Found just outside Canterbury, the Bridge Arms was originally a coaching inn dating back to the 16th century and was once a bathing house.
It was commended for its “focus on seasonality and provenance”, and the menu includes Scottish langoustine and Gloucester Old spot pork chop.
The Dog is no stranger to the gastro list but moved up 13 places this year.
On its Facebook page, bosses said: “Wow – we can’t quite believe it!
“Last year we placed 29th and this is just such a massive achievement for the whole team at The Dog at Wingham.
“Thank you to Estrella Damm and thank you to all our staff and our customers for their support.

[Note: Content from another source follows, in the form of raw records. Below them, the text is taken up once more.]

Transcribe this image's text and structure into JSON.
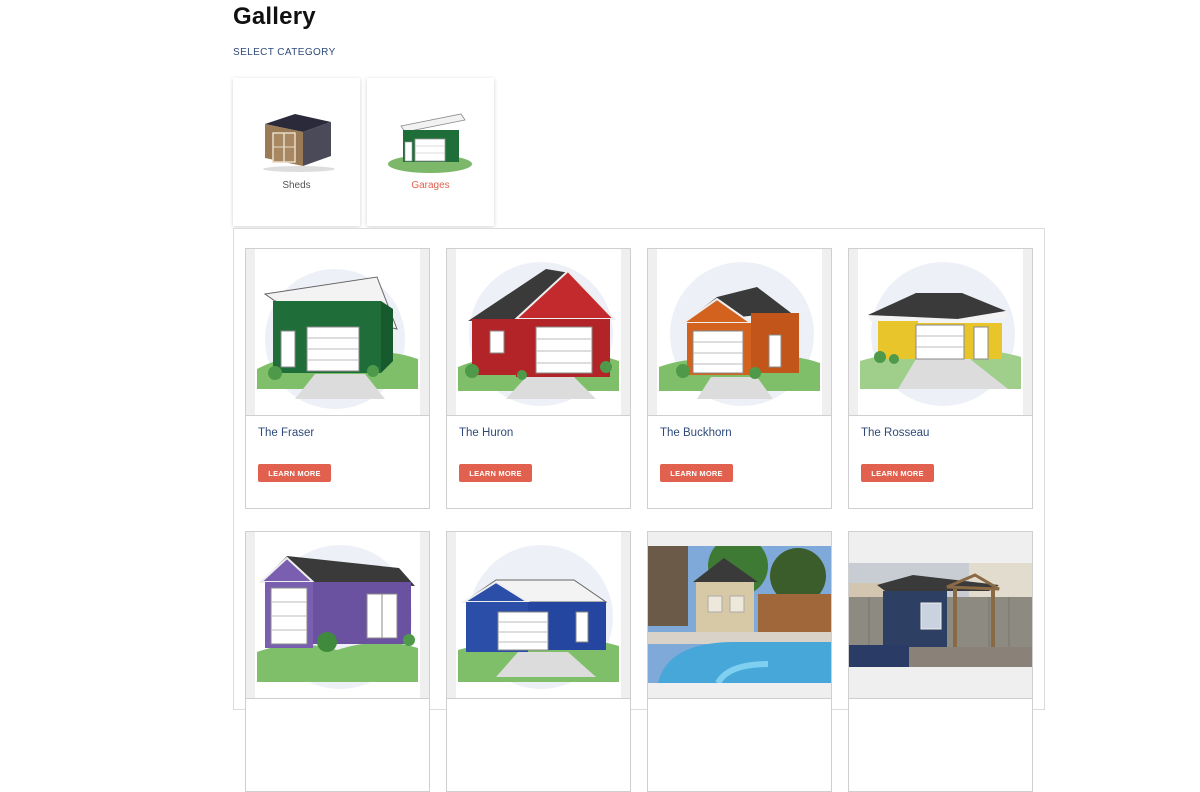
{
  "page": {
    "title": "Gallery",
    "select_label": "SELECT CATEGORY"
  },
  "categories": [
    {
      "label": "Sheds",
      "active": false,
      "icon": "shed-thumbnail"
    },
    {
      "label": "Garages",
      "active": true,
      "icon": "garage-thumbnail"
    }
  ],
  "items": [
    {
      "title": "The Fraser",
      "button": "LEARN MORE",
      "icon": "green-shed-roof-garage",
      "color": "#1f6e3a"
    },
    {
      "title": "The Huron",
      "button": "LEARN MORE",
      "icon": "red-gable-garage",
      "color": "#b32428"
    },
    {
      "title": "The Buckhorn",
      "button": "LEARN MORE",
      "icon": "orange-gable-garage",
      "color": "#d3621f"
    },
    {
      "title": "The Rosseau",
      "button": "LEARN MORE",
      "icon": "yellow-hip-roof-garage",
      "color": "#e8c62b"
    },
    {
      "title": "",
      "button": "",
      "icon": "purple-gable-garage",
      "color": "#7a5fb0"
    },
    {
      "title": "",
      "button": "",
      "icon": "blue-gable-garage",
      "color": "#2b4ea8"
    },
    {
      "title": "",
      "button": "",
      "icon": "poolside-cabana-photo",
      "color": "#c9b48a"
    },
    {
      "title": "",
      "button": "",
      "icon": "blue-shed-with-porch-photo",
      "color": "#2d3f63"
    }
  ],
  "colors": {
    "accent": "#e2604e",
    "link": "#2e4a7a",
    "active_category": "#e1604f"
  }
}
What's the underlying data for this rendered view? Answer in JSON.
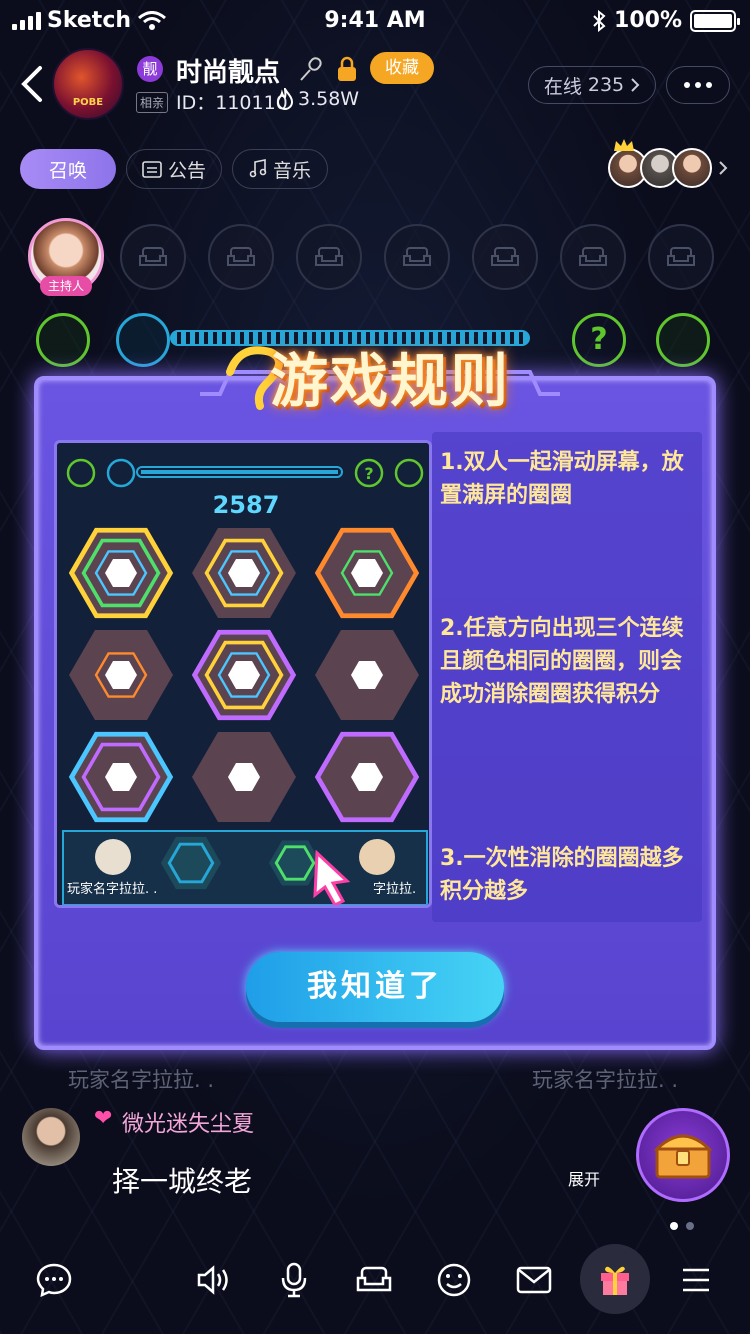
{
  "status_bar": {
    "carrier": "Sketch",
    "time": "9:41 AM",
    "battery": "100%"
  },
  "room": {
    "tag_liang": "靓",
    "title": "时尚靓点",
    "favorite_label": "收藏",
    "tag_xiangqin": "相亲",
    "id_text": "ID：110110",
    "heat": "3.58W",
    "online_label": "在线",
    "online_count": "235",
    "avatar_text": "POBE"
  },
  "pills": {
    "summon": "召唤",
    "notice": "公告",
    "music": "音乐"
  },
  "host_tag": "主持人",
  "game_bg": {
    "player_left": "玩家名字拉拉. .",
    "player_right": "玩家名字拉拉. ."
  },
  "modal": {
    "title": "游戏规则",
    "preview": {
      "score": "2587",
      "player_left": "玩家名字拉拉. .",
      "player_right": "字拉拉."
    },
    "rules": [
      "1.双人一起滑动屏幕，放置满屏的圈圈",
      "2.任意方向出现三个连续且颜色相同的圈圈，则会成功消除圈圈获得积分",
      "3.一次性消除的圈圈越多积分越多"
    ],
    "ok_button": "我知道了"
  },
  "chat": {
    "name": "微光迷失尘夏",
    "message": "择一城终老",
    "expand": "展开"
  },
  "colors": {
    "accent_purple": "#6a55e2",
    "button_blue": "#1f9ee8",
    "rule_text": "#ffe79a",
    "fav_orange": "#f5a623"
  }
}
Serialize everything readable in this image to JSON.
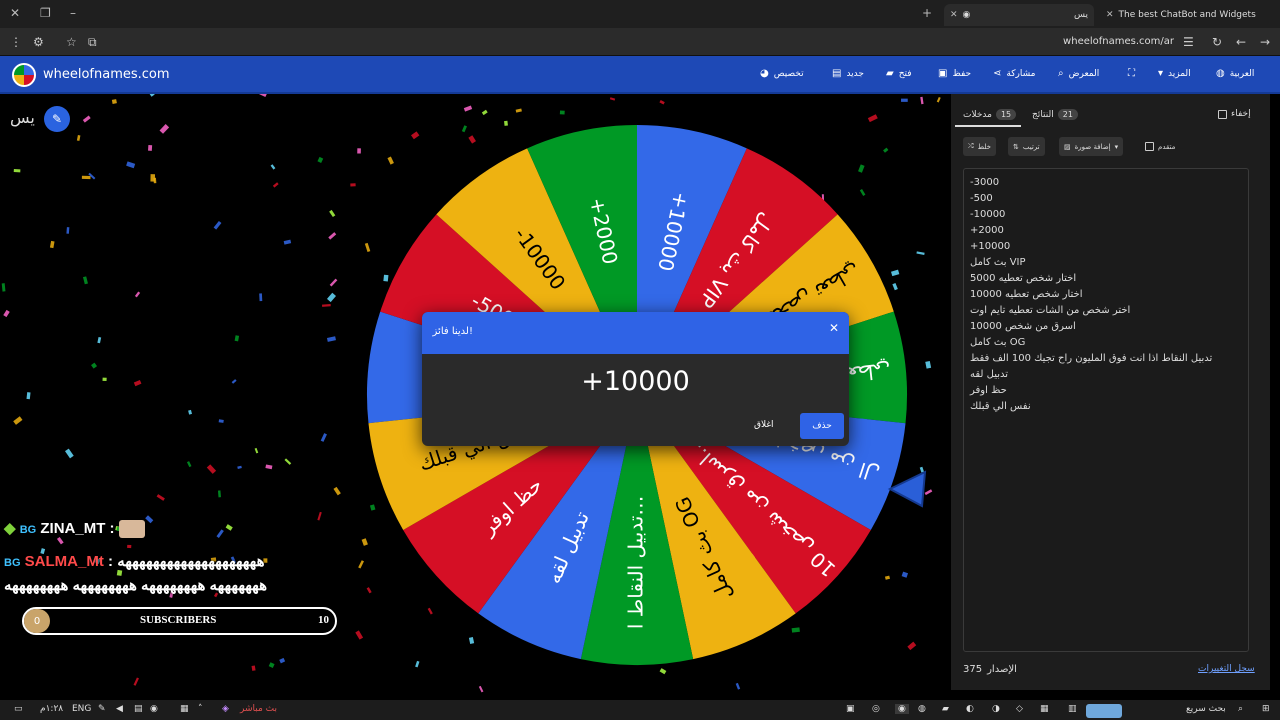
{
  "browser": {
    "tab_active_label": "يس",
    "tab_other_label": "The best ChatBot and Widgets",
    "url": "wheelofnames.com/ar"
  },
  "site": {
    "name": "wheelofnames.com",
    "nav": [
      "تخصيص",
      "جديد",
      "فتح",
      "حفظ",
      "مشاركة",
      "المعرض",
      "المزيد",
      "العربية"
    ]
  },
  "wheel": {
    "title": "يس",
    "segments": [
      "+2000",
      "+10000",
      "-3000",
      "-500",
      "-10000"
    ],
    "colors": [
      "#3369e8",
      "#d50f25",
      "#eeb211",
      "#009925"
    ]
  },
  "chat": [
    {
      "user": "ZINA_MT",
      "message": ""
    },
    {
      "user": "SALMA_Mt",
      "message": "ههههههههههههههههههههه",
      "message2": "هههههههه ههههههههه ههههههههه ههههههههه"
    }
  ],
  "subscribers": {
    "label": "SUBSCRIBERS",
    "current": "0",
    "goal": "10"
  },
  "dialog": {
    "title": "لدينا فائز!",
    "value": "+10000",
    "close_label": "اغلاق",
    "remove_label": "حذف"
  },
  "panel": {
    "tab_entries": "مدخلات",
    "tab_entries_count": "15",
    "tab_results": "النتائج",
    "tab_results_count": "21",
    "hide_label": "إخفاء",
    "shuffle_label": "خلط",
    "sort_label": "ترتيب",
    "add_image_label": "إضافة صورة",
    "advanced_label": "متقدم",
    "entries": [
      "-3000",
      "-500",
      "-10000",
      "+2000",
      "+10000",
      "بث كامل VIP",
      "اختار شخص تعطيه 5000",
      "اختار شخص تعطيه 10000",
      "اختر شخص من الشات تعطيه تايم اوت",
      "اسرق من شخص 10000",
      "بث كامل OG",
      "تدبيل النقاط اذا انت فوق المليون راح تجيك 100 الف فقط",
      "تدبيل لقه",
      "حظ اوفر",
      "نفس الي قبلك"
    ],
    "version_label": "الإصدار",
    "version_number": "375",
    "changelog_label": "سجل التغييرات"
  },
  "taskbar": {
    "live_label": "بث مباشر",
    "search_label": "بحث سريع",
    "lang": "ENG",
    "time": "١:٢٨م"
  }
}
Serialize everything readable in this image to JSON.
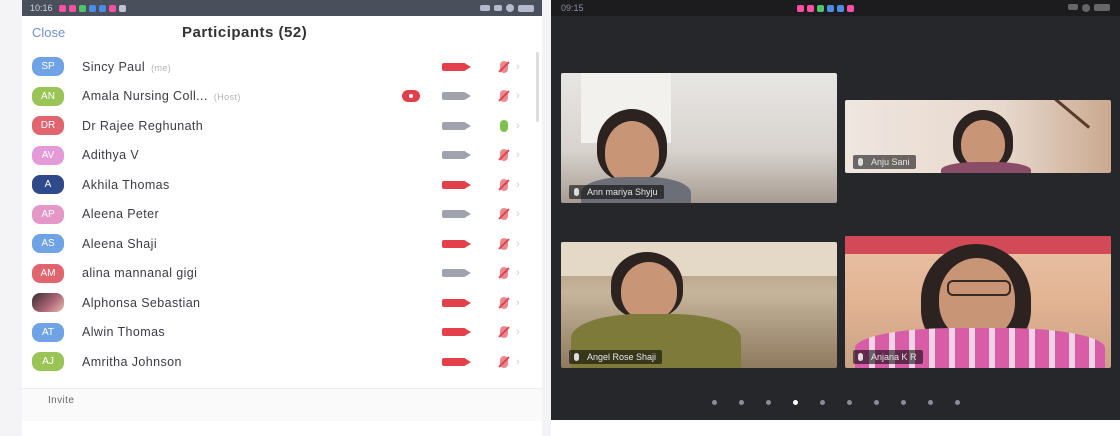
{
  "left": {
    "status": {
      "time": "10:16"
    },
    "header": {
      "close_label": "Close",
      "title": "Participants (52)"
    },
    "participants": [
      {
        "initials": "SP",
        "name": "Sincy Paul",
        "tag": "(me)",
        "color": "#6fa3e6",
        "cam": "red",
        "mic": "muted"
      },
      {
        "initials": "AN",
        "name": "Amala Nursing Coll...",
        "tag": "(Host)",
        "color": "#9ac456",
        "cam": "gray",
        "mic": "muted",
        "recording": true
      },
      {
        "initials": "DR",
        "name": "Dr Rajee Reghunath",
        "tag": "",
        "color": "#e0656f",
        "cam": "gray",
        "mic": "on"
      },
      {
        "initials": "AV",
        "name": "Adithya V",
        "tag": "",
        "color": "#e39ad6",
        "cam": "gray",
        "mic": "muted"
      },
      {
        "initials": "A",
        "name": "Akhila Thomas",
        "tag": "",
        "color": "#2f4a8a",
        "cam": "red",
        "mic": "muted"
      },
      {
        "initials": "AP",
        "name": "Aleena Peter",
        "tag": "",
        "color": "#e598c7",
        "cam": "gray",
        "mic": "muted"
      },
      {
        "initials": "AS",
        "name": "Aleena Shaji",
        "tag": "",
        "color": "#6fa3e6",
        "cam": "red",
        "mic": "muted"
      },
      {
        "initials": "AM",
        "name": "alina mannanal gigi",
        "tag": "",
        "color": "#e0656f",
        "cam": "gray",
        "mic": "muted"
      },
      {
        "initials": "",
        "name": "Alphonsa Sebastian",
        "tag": "",
        "color": "#7a4a56",
        "cam": "red",
        "mic": "muted",
        "photo": true
      },
      {
        "initials": "AT",
        "name": "Alwin Thomas",
        "tag": "",
        "color": "#6fa3e6",
        "cam": "red",
        "mic": "muted"
      },
      {
        "initials": "AJ",
        "name": "Amritha Johnson",
        "tag": "",
        "color": "#9ac456",
        "cam": "red",
        "mic": "muted"
      }
    ],
    "invite_label": "Invite"
  },
  "right": {
    "status": {
      "time": "09:15"
    },
    "tiles": [
      {
        "name": "Ann mariya Shyju"
      },
      {
        "name": "Anju Sani"
      },
      {
        "name": "Angel Rose Shaji"
      },
      {
        "name": "Anjana K R"
      }
    ],
    "page_count": 10,
    "active_page": 3
  },
  "colors": {
    "cam_red": "#e3404c",
    "cam_gray": "#a0a3ad",
    "mic_green": "#7cc24d",
    "mic_muted": "#e88a90"
  }
}
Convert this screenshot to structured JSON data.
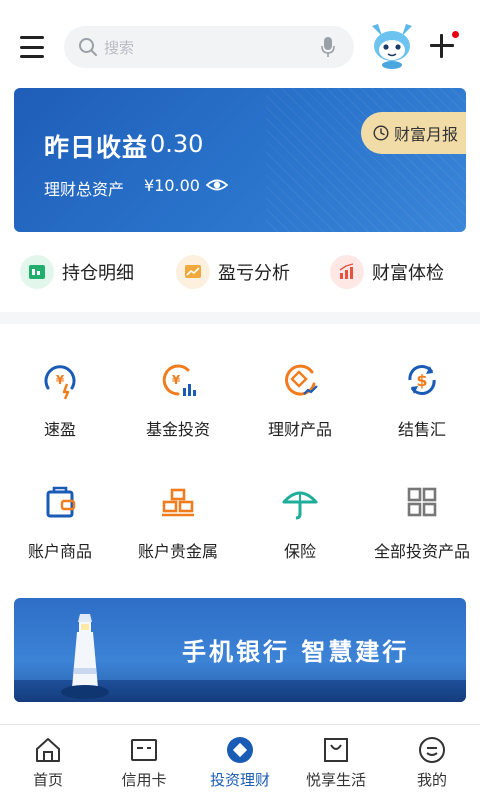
{
  "header": {
    "search_placeholder": "搜索",
    "menu_icon": "menu-icon",
    "add_icon": "plus-icon",
    "mascot": "mascot-avatar"
  },
  "assets": {
    "yield_label": "昨日收益",
    "yield_value": "0.30",
    "total_label": "理财总资产",
    "total_value": "¥10.00",
    "report_button": "财富月报"
  },
  "quick_links": [
    {
      "label": "持仓明细",
      "icon": "holdings-icon"
    },
    {
      "label": "盈亏分析",
      "icon": "chart-icon"
    },
    {
      "label": "财富体检",
      "icon": "bar-chart-icon"
    }
  ],
  "grid": [
    {
      "label": "速盈",
      "icon": "quick-profit-icon"
    },
    {
      "label": "基金投资",
      "icon": "fund-icon"
    },
    {
      "label": "理财产品",
      "icon": "wealth-product-icon"
    },
    {
      "label": "结售汇",
      "icon": "exchange-icon"
    },
    {
      "label": "账户商品",
      "icon": "bag-icon"
    },
    {
      "label": "账户贵金属",
      "icon": "gold-bars-icon"
    },
    {
      "label": "保险",
      "icon": "umbrella-icon"
    },
    {
      "label": "全部投资产品",
      "icon": "grid-icon"
    }
  ],
  "banner": {
    "slogan": "手机银行  智慧建行"
  },
  "bottom_nav": [
    {
      "label": "首页",
      "icon": "home-icon"
    },
    {
      "label": "信用卡",
      "icon": "credit-card-icon"
    },
    {
      "label": "投资理财",
      "icon": "invest-icon",
      "active": true
    },
    {
      "label": "悦享生活",
      "icon": "lifestyle-icon"
    },
    {
      "label": "我的",
      "icon": "profile-icon"
    }
  ],
  "colors": {
    "primary": "#1a5bb5",
    "card_blue": "#2a74cc",
    "report_gold": "#f1dba7",
    "orange": "#f07c1e",
    "green": "#1fae6b",
    "red_dot": "#e60012"
  }
}
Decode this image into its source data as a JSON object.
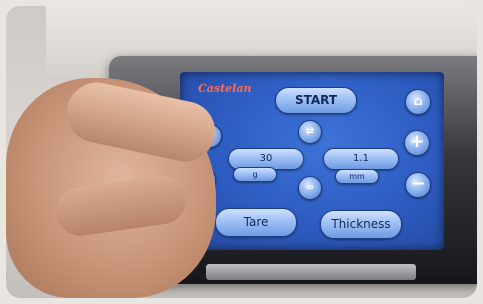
{
  "screen": {
    "brand": "Castelan",
    "start_label": "START",
    "tare_label": "Tare",
    "thickness_label": "Thickness",
    "left_value": "30",
    "left_unit": "g",
    "right_value": "1.1",
    "right_unit": "mm",
    "plus": "+",
    "minus": "−",
    "home_icon": "⌂"
  }
}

“What a start to the year.”
Judges said: “The venue is a labour of love from all who work there, who offer guests a professional, yet warm and friendly experience.
“When it comes to food, Mantegna and his team know what they are doing and we’d advise you start any meal – or drink for that matter – with the chef’s lobster raviolo served with buttered leeks and bisque.”
Finally, for the Kent pubs, The Kentish Hare in Tunbridge Wells also made the top 50.
It was started by the brothers Chris and James Tanner in 2014, and the venue “oozes with the personality of this dynamic foodie duo”.
The food critics continued, “The pub is split almost 50:50 into dining and bar space, which has been done purposefully so the pub can have a real community feel.
“There’s also a generous garden at the back with ample seating, but the focus is mostly on the food.”
Dishes have included White Lake Farm goats’ curd with heritage beetroots, walnut, clementine and bitter leaves; pork coppa with pearl barley, salt-baked celeriac and cavolo nero; and Bramley apple crumble served with clotted cream.